Geochronological constraints on the trans-Hudsonian tectono-metamorphic evolution of the pre-Athabasca basement within the Wollaston-Mudjatik Transition Zone, Saskatchewan

The Hudsonian Pressure-Temperature-Deformation-time-(P-T-D-t) evolution of the pre-Athabasca crystalline basement (>∼1700 Ma) of the Wollaston-Mudjatik Transition Zone (WMTZ) highlights two major tectono-metamorphic events M1-D1 and M2-D2. The ages of these two event have been obtained by in-situ LA-ICPMS U-Th-Pb dating of monazite from Grt-Crd bearing pelitic gneiss and U-Pb analyses performed on zircons from pegmatites, using both exposed basement and drill cores from the Wolly-McClean exploration drilling project. The M1-D1 event, interpreted as the burial of the thinned Hearne margin via southward thrusting to pressures varying from 10 to 6 kbar, occurred between ca.1840 and 1813 Ma. The M2-D2 event, producing the northeast structural trend of the WMTZ, was formed in a sinistral transpressional tectonic regime during the late stage of the Hudsonian oblique collision between ca. 1813 and 1770 Ma. Thermobarometric estimates on the M2-D2 assemblages show that the entire studied area was reequilibrated at about 5 kbar and 750-825 °C. trans-Hudsonian pegmatites are viewed as the main proto-ore of the uranium-rich Athabasca unconformity-type deposits. Formation, transfer and differentiation of these trans-Hudsonian pegmatites are replaced in this P-T-D-t evolution. During the 1840-1813 Ma M1-D1 partial melting event, the first batches of melt produced in the deep crust are the most likely enriched in uranium.
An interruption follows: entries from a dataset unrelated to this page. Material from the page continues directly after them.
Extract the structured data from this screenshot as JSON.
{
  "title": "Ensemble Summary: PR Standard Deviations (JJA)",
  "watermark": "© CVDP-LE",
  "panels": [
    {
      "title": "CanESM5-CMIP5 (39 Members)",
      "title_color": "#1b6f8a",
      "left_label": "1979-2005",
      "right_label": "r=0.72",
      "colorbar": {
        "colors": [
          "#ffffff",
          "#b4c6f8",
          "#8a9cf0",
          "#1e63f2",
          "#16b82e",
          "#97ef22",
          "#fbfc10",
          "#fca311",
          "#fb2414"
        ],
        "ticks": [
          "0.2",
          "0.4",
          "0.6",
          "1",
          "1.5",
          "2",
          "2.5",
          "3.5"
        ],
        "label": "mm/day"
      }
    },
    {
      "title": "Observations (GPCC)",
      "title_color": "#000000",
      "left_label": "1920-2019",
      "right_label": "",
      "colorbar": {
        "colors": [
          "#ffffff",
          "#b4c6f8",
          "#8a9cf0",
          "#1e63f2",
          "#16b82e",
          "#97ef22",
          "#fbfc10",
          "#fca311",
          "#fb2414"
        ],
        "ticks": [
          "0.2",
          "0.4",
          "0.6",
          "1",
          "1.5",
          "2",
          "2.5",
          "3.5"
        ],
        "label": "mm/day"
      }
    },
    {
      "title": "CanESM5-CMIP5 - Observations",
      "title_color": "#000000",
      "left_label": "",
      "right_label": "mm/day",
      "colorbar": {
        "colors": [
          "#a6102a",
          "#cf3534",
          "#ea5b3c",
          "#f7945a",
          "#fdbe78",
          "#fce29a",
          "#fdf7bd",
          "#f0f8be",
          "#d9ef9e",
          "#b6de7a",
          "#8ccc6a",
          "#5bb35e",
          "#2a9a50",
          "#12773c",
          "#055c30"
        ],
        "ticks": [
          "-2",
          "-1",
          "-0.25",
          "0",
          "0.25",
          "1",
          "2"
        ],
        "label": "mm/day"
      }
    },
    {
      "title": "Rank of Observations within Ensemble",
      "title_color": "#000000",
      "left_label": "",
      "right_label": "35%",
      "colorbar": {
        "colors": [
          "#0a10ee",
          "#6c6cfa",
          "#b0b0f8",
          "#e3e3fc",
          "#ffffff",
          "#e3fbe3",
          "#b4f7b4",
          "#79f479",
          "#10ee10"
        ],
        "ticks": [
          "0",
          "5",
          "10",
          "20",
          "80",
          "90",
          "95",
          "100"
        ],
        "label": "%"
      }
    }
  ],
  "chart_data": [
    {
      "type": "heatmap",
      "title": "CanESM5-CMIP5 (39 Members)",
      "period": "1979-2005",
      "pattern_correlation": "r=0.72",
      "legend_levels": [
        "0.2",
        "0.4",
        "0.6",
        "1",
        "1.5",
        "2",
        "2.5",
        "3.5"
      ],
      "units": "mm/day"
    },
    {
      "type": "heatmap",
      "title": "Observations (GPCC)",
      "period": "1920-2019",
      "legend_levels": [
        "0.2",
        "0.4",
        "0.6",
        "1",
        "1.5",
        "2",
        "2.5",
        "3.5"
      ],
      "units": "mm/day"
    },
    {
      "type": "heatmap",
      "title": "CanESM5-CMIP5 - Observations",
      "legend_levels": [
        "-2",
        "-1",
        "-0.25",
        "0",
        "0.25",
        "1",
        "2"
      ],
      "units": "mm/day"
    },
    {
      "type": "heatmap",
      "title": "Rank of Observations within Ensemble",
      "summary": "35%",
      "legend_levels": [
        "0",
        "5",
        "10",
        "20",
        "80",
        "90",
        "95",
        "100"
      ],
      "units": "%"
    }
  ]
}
Then, these melts were transferred upwards to the upper crustal levels owing to the development of crustal scale steeply-dipping D2 shear zones, and finally were differentiated to form uranium-enriched pegmatites between 1813 and 1770 Ma. Some monazite and zircon grains within retrogressed migmatites recorded a later event at ca. 1720 Ma, interpreted as the terminal cooling event down to 300-400 °C responsible for partial retrogression of metamorphic assemblages. This age provides new insights into the timing of the onset of the Athabasca sedimentation that should therefore be at least 1710 Ma old or younger.